James Liddle

Personal information
- Full name: James Richard Liddle
- Born: 18 June 1930 Port Elizabeth, Cape Province, South Africa
- Died: 15 January 1959 (aged 28) Cape Town, Cape Province
- Batting: Left-handed
- Bowling: Slow left-arm orthodox

Domestic team information
- 1949–50: Eastern Province
- 1950–51 to 1954–55: Orange Free State
- 1955–56 to 1956–57: Western Province

Career statistics
| Competition | First-class |
| Matches | 38 |
| Runs scored | 692 |
| Batting average | 14.41 |
| 100s/50s | 0/2 |
| Top score | 77 |
| Balls bowled | 11,116 |
| Wickets | 181 |
| Bowling average | 23.50 |
| 5 wickets in innings | 10 |
| 10 wickets in match | 5 |
| Best bowling | 7/72 |
| Catches/stumpings | 16/0 |
- Source: CricketArchive, 17 August 2017

= James Liddle =

South African cricketer

James Richard Liddle (18 June 1930 – 15 January 1959) was a South African cricketer who played first-class cricket from 1949 to 1956.
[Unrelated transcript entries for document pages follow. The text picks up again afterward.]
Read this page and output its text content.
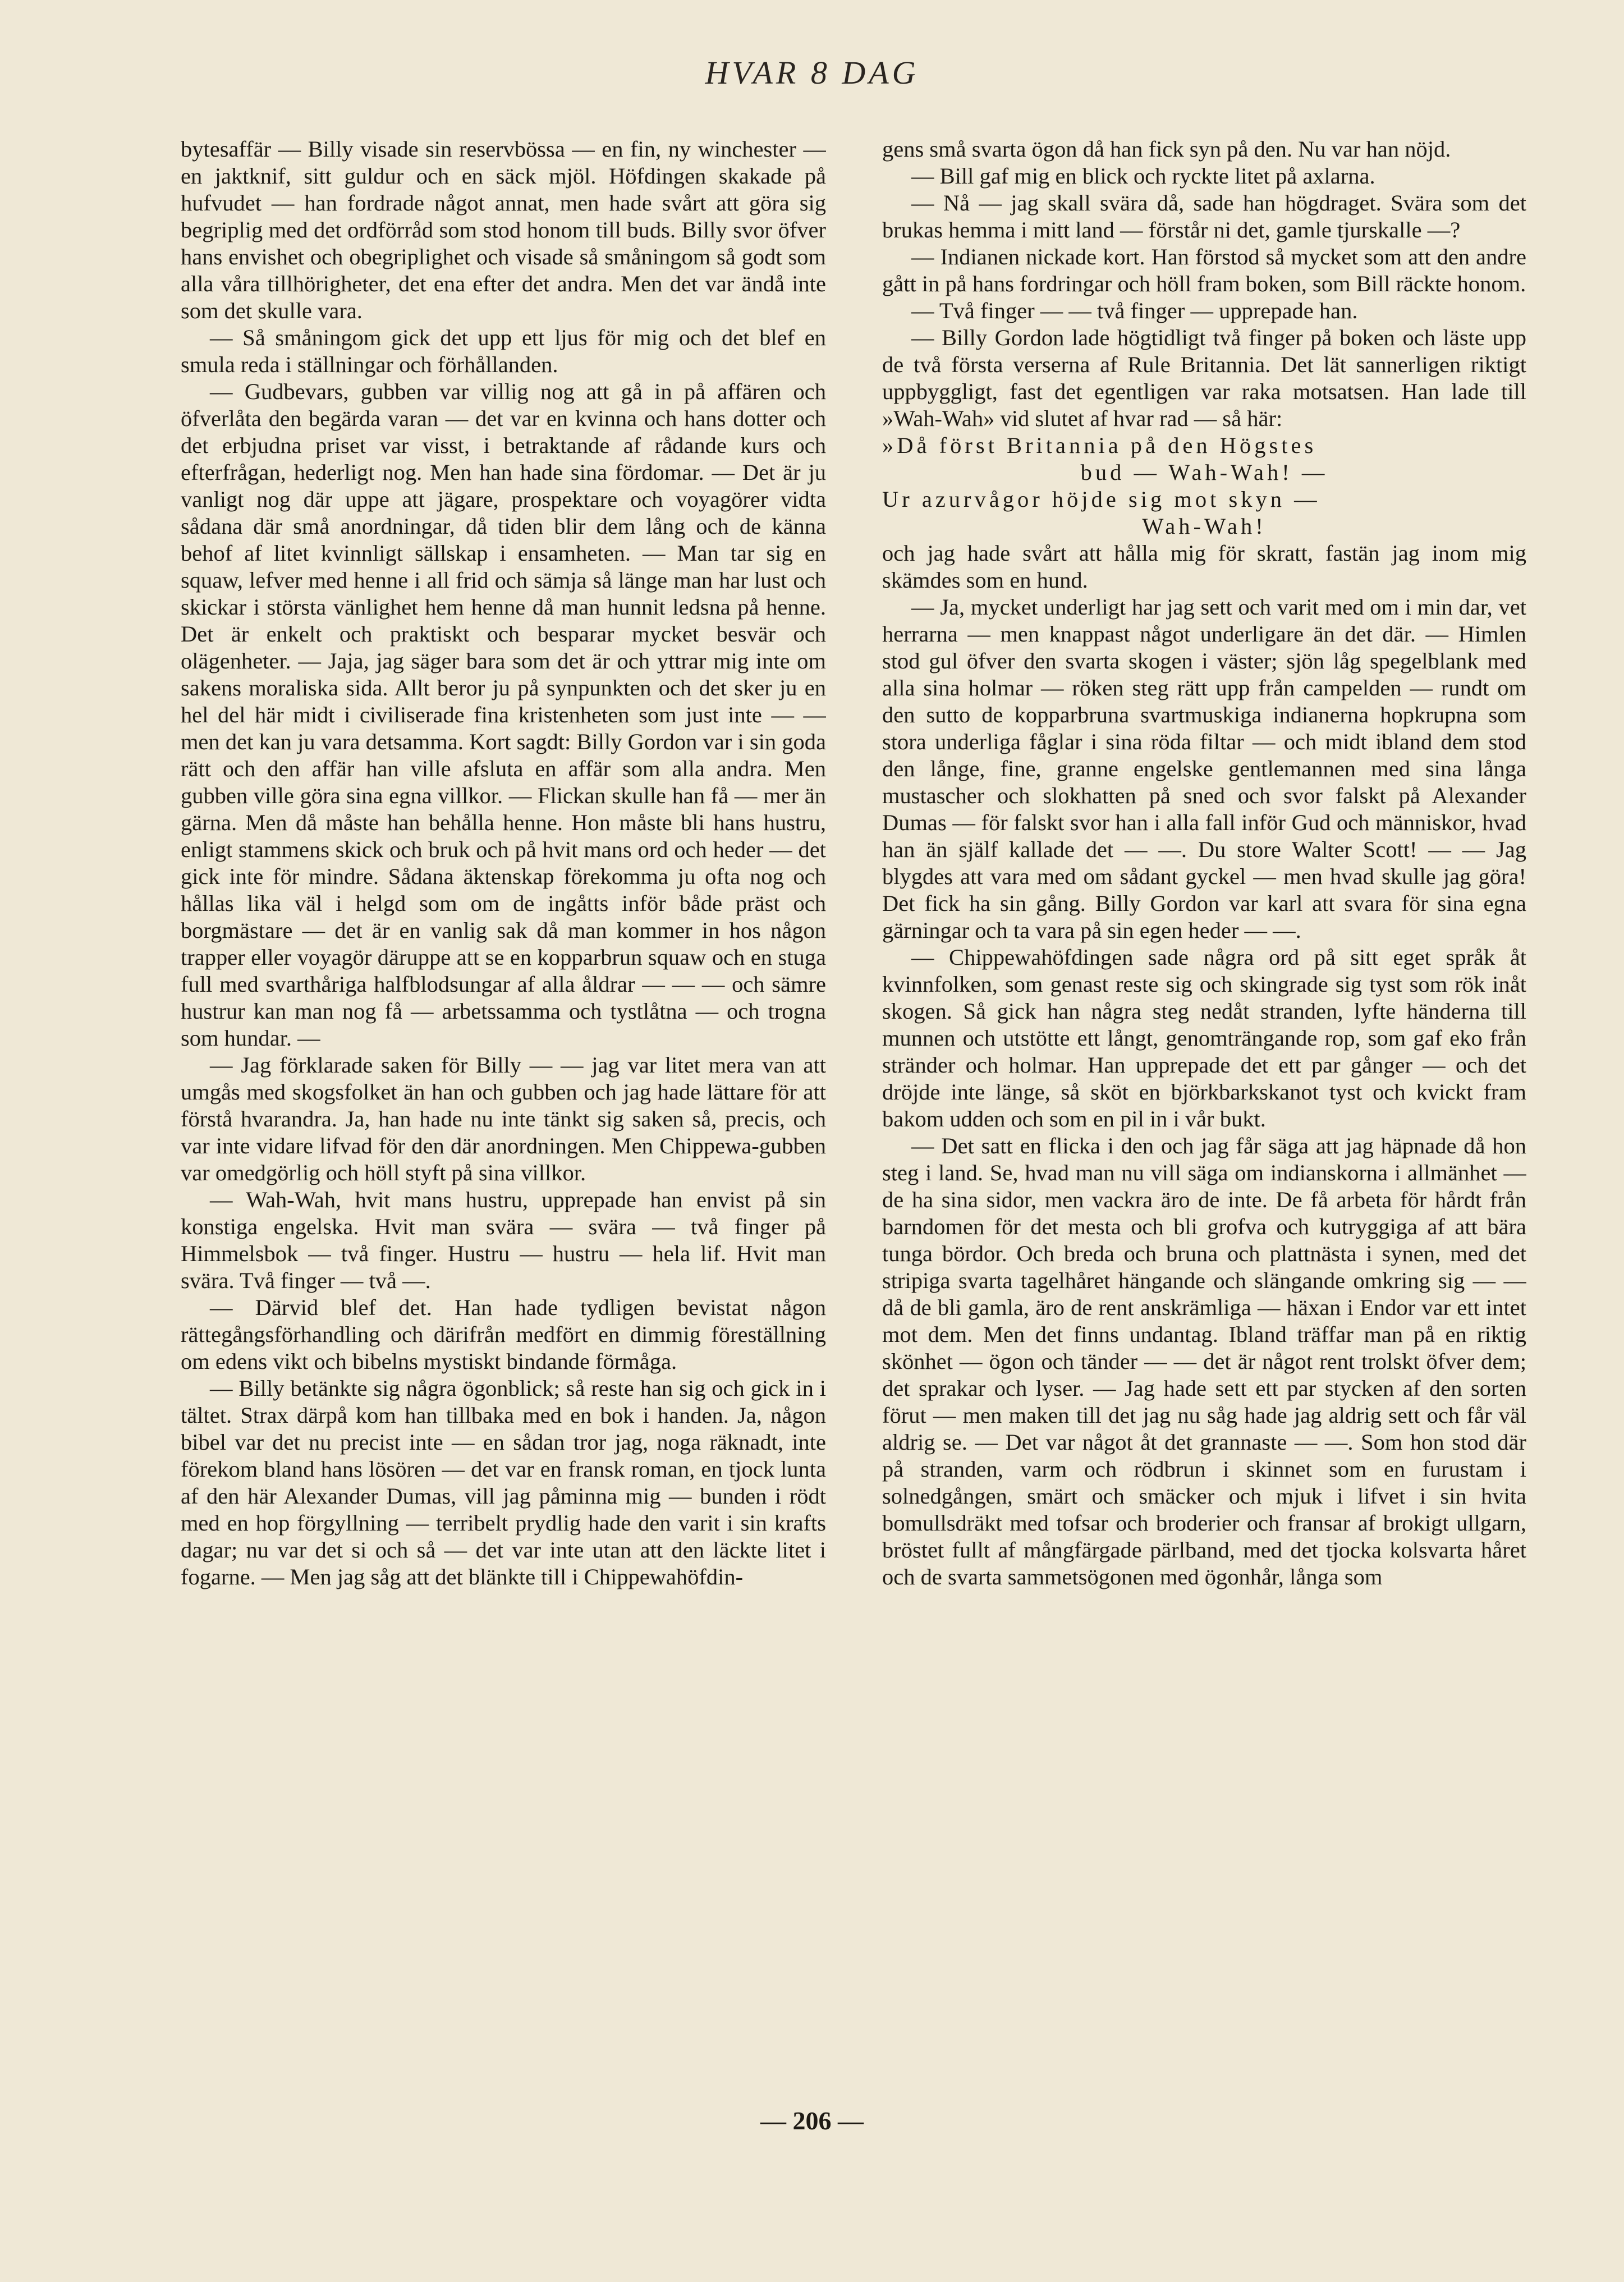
HVAR 8 DAG

bytesaffär — Billy visade sin reservbössa — en fin, ny winchester — en jaktknif, sitt guldur och en säck mjöl. Höfdingen skakade på hufvudet — han fordrade något annat, men hade svårt att göra sig begriplig med det ordförråd som stod honom till buds. Billy svor öfver hans envishet och obegriplighet och visade så småningom så godt som alla våra tillhörigheter, det ena efter det andra. Men det var ändå inte som det skulle vara.

— Så småningom gick det upp ett ljus för mig och det blef en smula reda i ställningar och förhållanden.

— Gudbevars, gubben var villig nog att gå in på affären och öfverlåta den begärda varan — det var en kvinna och hans dotter och det erbjudna priset var visst, i betraktande af rådande kurs och efterfrågan, hederligt nog. Men han hade sina fördomar. — Det är ju vanligt nog där uppe att jägare, prospektare och voyagörer vidta sådana där små anordningar, då tiden blir dem lång och de känna behof af litet kvinnligt sällskap i ensamheten. — Man tar sig en squaw, lefver med henne i all frid och sämja så länge man har lust och skickar i största vänlighet hem henne då man hunnit ledsna på henne. Det är enkelt och praktiskt och besparar mycket besvär och olägenheter. — Jaja, jag säger bara som det är och yttrar mig inte om sakens moraliska sida. Allt beror ju på synpunkten och det sker ju en hel del här midt i civiliserade fina kristenheten som just inte — — men det kan ju vara detsamma. Kort sagdt: Billy Gordon var i sin goda rätt och den affär han ville afsluta en affär som alla andra. Men gubben ville göra sina egna villkor. — Flickan skulle han få — mer än gärna. Men då måste han behålla henne. Hon måste bli hans hustru, enligt stammens skick och bruk och på hvit mans ord och heder — det gick inte för mindre. Sådana äktenskap förekomma ju ofta nog och hållas lika väl i helgd som om de ingåtts inför både präst och borgmästare — det är en vanlig sak då man kommer in hos någon trapper eller voyagör däruppe att se en kopparbrun squaw och en stuga full med svarthåriga halfblodsungar af alla åldrar — — — och sämre hustrur kan man nog få — arbetssamma och tystlåtna — och trogna som hundar. —

— Jag förklarade saken för Billy — — jag var litet mera van att umgås med skogsfolket än han och gubben och jag hade lättare för att förstå hvarandra. Ja, han hade nu inte tänkt sig saken så, precis, och var inte vidare lifvad för den där anordningen. Men Chippewa-gubben var omedgörlig och höll styft på sina villkor.

— Wah-Wah, hvit mans hustru, upprepade han envist på sin konstiga engelska. Hvit man svära — svära — två finger på Himmelsbok — två finger. Hustru — hustru — hela lif. Hvit man svära. Två finger — två —.

— Därvid blef det. Han hade tydligen bevistat någon rättegångsförhandling och därifrån medfört en dimmig föreställning om edens vikt och bibelns mystiskt bindande förmåga.

— Billy betänkte sig några ögonblick; så reste han sig och gick in i tältet. Strax därpå kom han tillbaka med en bok i handen. Ja, någon bibel var det nu precist inte — en sådan tror jag, noga räknadt, inte förekom bland hans lösören — det var en fransk roman, en tjock lunta af den här Alexander Dumas, vill jag påminna mig — bunden i rödt med en hop förgyllning — terribelt prydlig hade den varit i sin krafts dagar; nu var det si och så — det var inte utan att den läckte litet i fogarne. — Men jag såg att det blänkte till i Chippewahöfdin-

gens små svarta ögon då han fick syn på den. Nu var han nöjd.

— Bill gaf mig en blick och ryckte litet på axlarna.

— Nå — jag skall svära då, sade han högdraget. Svära som det brukas hemma i mitt land — förstår ni det, gamle tjurskalle —?

— Indianen nickade kort. Han förstod så mycket som att den andre gått in på hans fordringar och höll fram boken, som Bill räckte honom.

— Två finger — — två finger — upprepade han.

— Billy Gordon lade högtidligt två finger på boken och läste upp de två första verserna af Rule Britannia. Det lät sannerligen riktigt uppbyggligt, fast det egentligen var raka motsatsen. Han lade till »Wah-Wah» vid slutet af hvar rad — så här:

»Då först Britannia på den Högstes

bud — Wah-Wah! —

Ur azurvågor höjde sig mot skyn —

Wah-Wah!

och jag hade svårt att hålla mig för skratt, fastän jag inom mig skämdes som en hund.

— Ja, mycket underligt har jag sett och varit med om i min dar, vet herrarna — men knappast något underligare än det där. — Himlen stod gul öfver den svarta skogen i väster; sjön låg spegelblank med alla sina holmar — röken steg rätt upp från campelden — rundt om den sutto de kopparbruna svartmuskiga indianerna hopkrupna som stora underliga fåglar i sina röda filtar — och midt ibland dem stod den långe, fine, granne engelske gentlemannen med sina långa mustascher och slokhatten på sned och svor falskt på Alexander Dumas — för falskt svor han i alla fall inför Gud och människor, hvad han än själf kallade det — —. Du store Walter Scott! — — Jag blygdes att vara med om sådant gyckel — men hvad skulle jag göra! Det fick ha sin gång. Billy Gordon var karl att svara för sina egna gärningar och ta vara på sin egen heder — —.

— Chippewahöfdingen sade några ord på sitt eget språk åt kvinnfolken, som genast reste sig och skingrade sig tyst som rök inåt skogen. Så gick han några steg nedåt stranden, lyfte händerna till munnen och utstötte ett långt, genomträngande rop, som gaf eko från stränder och holmar. Han upprepade det ett par gånger — och det dröjde inte länge, så sköt en björkbarkskanot tyst och kvickt fram bakom udden och som en pil in i vår bukt.

— Det satt en flicka i den och jag får säga att jag häpnade då hon steg i land. Se, hvad man nu vill säga om indianskorna i allmänhet — de ha sina sidor, men vackra äro de inte. De få arbeta för hårdt från barndomen för det mesta och bli grofva och kutryggiga af att bära tunga bördor. Och breda och bruna och plattnästa i synen, med det stripiga svarta tagelhåret hängande och slängande omkring sig — — då de bli gamla, äro de rent anskrämliga — häxan i Endor var ett intet mot dem. Men det finns undantag. Ibland träffar man på en riktig skönhet — ögon och tänder — — det är något rent trolskt öfver dem; det sprakar och lyser. — Jag hade sett ett par stycken af den sorten förut — men maken till det jag nu såg hade jag aldrig sett och får väl aldrig se. — Det var något åt det grannaste — —. Som hon stod där på stranden, varm och rödbrun i skinnet som en furustam i solnedgången, smärt och smäcker och mjuk i lifvet i sin hvita bomullsdräkt med tofsar och broderier och fransar af brokigt ullgarn, bröstet fullt af mångfärgade pärlband, med det tjocka kolsvarta håret och de svarta sammetsögonen med ögonhår, långa som

— 206 —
While at Grey High School in Port Elizabeth, Liddle played in the South African Schools team in 1946, 1947 and 1948. A left-arm spin bowler, he played three matches for Eastern Province in the 1949–50 season, taking nine wickets, including 3 for 97 when the Australians scored 418 on the opening day of their tour match.

In the 1951–52, now playing for Orange Free State, he took 40 wickets at an average of 16.65 and made 204 runs at 25.50. In the second match of the season he took 7 for 97 and 5 for 115 and made 31 and 77 against Rhodesia and in the last match he took 7 for 93 and 4 for 46 against Griqualand West. However, the more experienced Percy Mansell of Rhodesia, who made 571 runs at 43.92 and took 52 wickets at 17.63 and was also an experts slips fieldsman, was chosen ahead of Liddle as the second spin bowler for the tour to Australia and New Zealand in 1952–53.
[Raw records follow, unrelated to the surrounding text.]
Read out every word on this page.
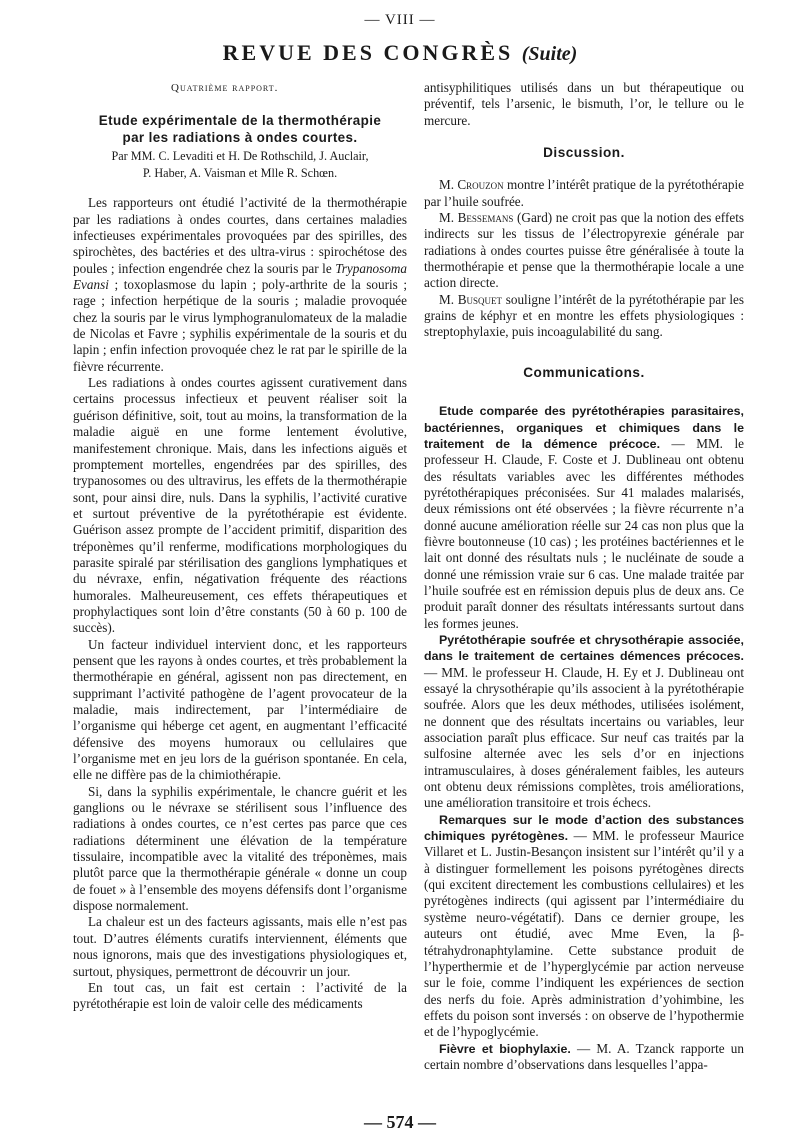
— VIII —
REVUE DES CONGRÈS (Suite)
Quatrième rapport.
Etude expérimentale de la thermothérapie
par les radiations à ondes courtes.
Par MM. C. Levaditi et H. De Rothschild, J. Auclair,
P. Haber, A. Vaisman et Mlle R. Schœn.

Les rapporteurs ont étudié l’activité de la thermothérapie par les radiations à ondes courtes, dans certaines maladies infectieuses expérimentales provoquées par des spirilles, des spirochètes, des bactéries et des ultra-virus : spirochétose des poules ; infection engendrée chez la souris par le Trypanosoma Evansi ; toxoplasmose du lapin ; poly-arthrite de la souris ; rage ; infection herpétique de la souris ; maladie provoquée chez la souris par le virus lymphogranulomateux de la maladie de Nicolas et Favre ; syphilis expérimentale de la souris et du lapin ; enfin infection provoquée chez le rat par le spirille de la fièvre récurrente.

Les radiations à ondes courtes agissent curativement dans certains processus infectieux et peuvent réaliser soit la guérison définitive, soit, tout au moins, la transformation de la maladie aiguë en une forme lentement évolutive, manifestement chronique. Mais, dans les infections aiguës et promptement mortelles, engendrées par des spirilles, des trypanosomes ou des ultravirus, les effets de la thermothérapie sont, pour ainsi dire, nuls. Dans la syphilis, l’activité curative et surtout préventive de la pyrétothérapie est évidente. Guérison assez prompte de l’accident primitif, disparition des tréponèmes qu’il renferme, modifications morphologiques du parasite spiralé par stérilisation des ganglions lymphatiques et du névraxe, enfin, négativation fréquente des réactions humorales. Malheureusement, ces effets thérapeutiques et prophylactiques sont loin d’être constants (50 à 60 p. 100 de succès).

Un facteur individuel intervient donc, et les rapporteurs pensent que les rayons à ondes courtes, et très probablement la thermothérapie en général, agissent non pas directement, en supprimant l’activité pathogène de l’agent provocateur de la maladie, mais indirectement, par l’intermédiaire de l’organisme qui héberge cet agent, en augmentant l’efficacité défensive des moyens humoraux ou cellulaires que l’organisme met en jeu lors de la guérison spontanée. En cela, elle ne diffère pas de la chimiothérapie.

Si, dans la syphilis expérimentale, le chancre guérit et les ganglions ou le névraxe se stérilisent sous l’influence des radiations à ondes courtes, ce n’est certes pas parce que ces radiations déterminent une élévation de la température tissulaire, incompatible avec la vitalité des tréponèmes, mais plutôt parce que la thermothérapie générale « donne un coup de fouet » à l’ensemble des moyens défensifs dont l’organisme dispose normalement.

La chaleur est un des facteurs agissants, mais elle n’est pas tout. D’autres éléments curatifs interviennent, éléments que nous ignorons, mais que des investigations physiologiques et, surtout, physiques, permettront de découvrir un jour.

En tout cas, un fait est certain : l’activité de la pyrétothérapie est loin de valoir celle des médicaments

antisyphilitiques utilisés dans un but thérapeutique ou préventif, tels l’arsenic, le bismuth, l’or, le tellure ou le mercure.

Discussion.

M. Crouzon montre l’intérêt pratique de la pyrétothérapie par l’huile soufrée.

M. Bessemans (Gard) ne croit pas que la notion des effets indirects sur les tissus de l’électropyrexie générale par radiations à ondes courtes puisse être généralisée à toute la thermothérapie et pense que la thermothérapie locale a une action directe.

M. Busquet souligne l’intérêt de la pyrétothérapie par les grains de képhyr et en montre les effets physiologiques : streptophylaxie, puis incoagulabilité du sang.

Communications.

Etude comparée des pyrétothérapies parasitaires, bactériennes, organiques et chimiques dans le traitement de la démence précoce. — MM. le professeur H. Claude, F. Coste et J. Dublineau ont obtenu des résultats variables avec les différentes méthodes pyrétothérapiques préconisées. Sur 41 malades malarisés, deux rémissions ont été observées ; la fièvre récurrente n’a donné aucune amélioration réelle sur 24 cas non plus que la fièvre boutonneuse (10 cas) ; les protéines bactériennes et le lait ont donné des résultats nuls ; le nucléinate de soude a donné une rémission vraie sur 6 cas. Une malade traitée par l’huile soufrée est en rémission depuis plus de deux ans. Ce produit paraît donner des résultats intéressants surtout dans les formes jeunes.

Pyrétothérapie soufrée et chrysothérapie associée, dans le traitement de certaines démences précoces. — MM. le professeur H. Claude, H. Ey et J. Dublineau ont essayé la chrysothérapie qu’ils associent à la pyrétothérapie soufrée. Alors que les deux méthodes, utilisées isolément, ne donnent que des résultats incertains ou variables, leur association paraît plus efficace. Sur neuf cas traités par la sulfosine alternée avec les sels d’or en injections intramusculaires, à doses généralement faibles, les auteurs ont obtenu deux rémissions complètes, trois améliorations, une amélioration transitoire et trois échecs.

Remarques sur le mode d’action des substances chimiques pyrétogènes. — MM. le professeur Maurice Villaret et L. Justin-Besançon insistent sur l’intérêt qu’il y a à distinguer formellement les poisons pyrétogènes directs (qui excitent directement les combustions cellulaires) et les pyrétogènes indirects (qui agissent par l’intermédiaire du système neuro-végétatif). Dans ce dernier groupe, les auteurs ont étudié, avec Mme Even, la β-tétrahydronaphtylamine. Cette substance produit de l’hyperthermie et de l’hyperglycémie par action nerveuse sur le foie, comme l’indiquent les expériences de section des nerfs du foie. Après administration d’yohimbine, les effets du poison sont inversés : on observe de l’hypothermie et de l’hypoglycémie.

Fièvre et biophylaxie. — M. A. Tzanck rapporte un certain nombre d’observations dans lesquelles l’appa-

— 574 —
In 1955–56 he moved to Western Province. He was their most successful bowler in their victory in the Currie Cup that season, taking 31 wickets in six matches at an average of 18.83. He took 7 for 72 and 3 for 64 against Transvaal at Cape Town in the first match, and 5 for 132 and 6 for 60, also at Cape Town, against Natal later in the season. He was one of the South African Cricket Annual Cricketers of the Year for 1956.

After a few matches in 1956–57 he succumbed to illness, and died in 1959 aged 28.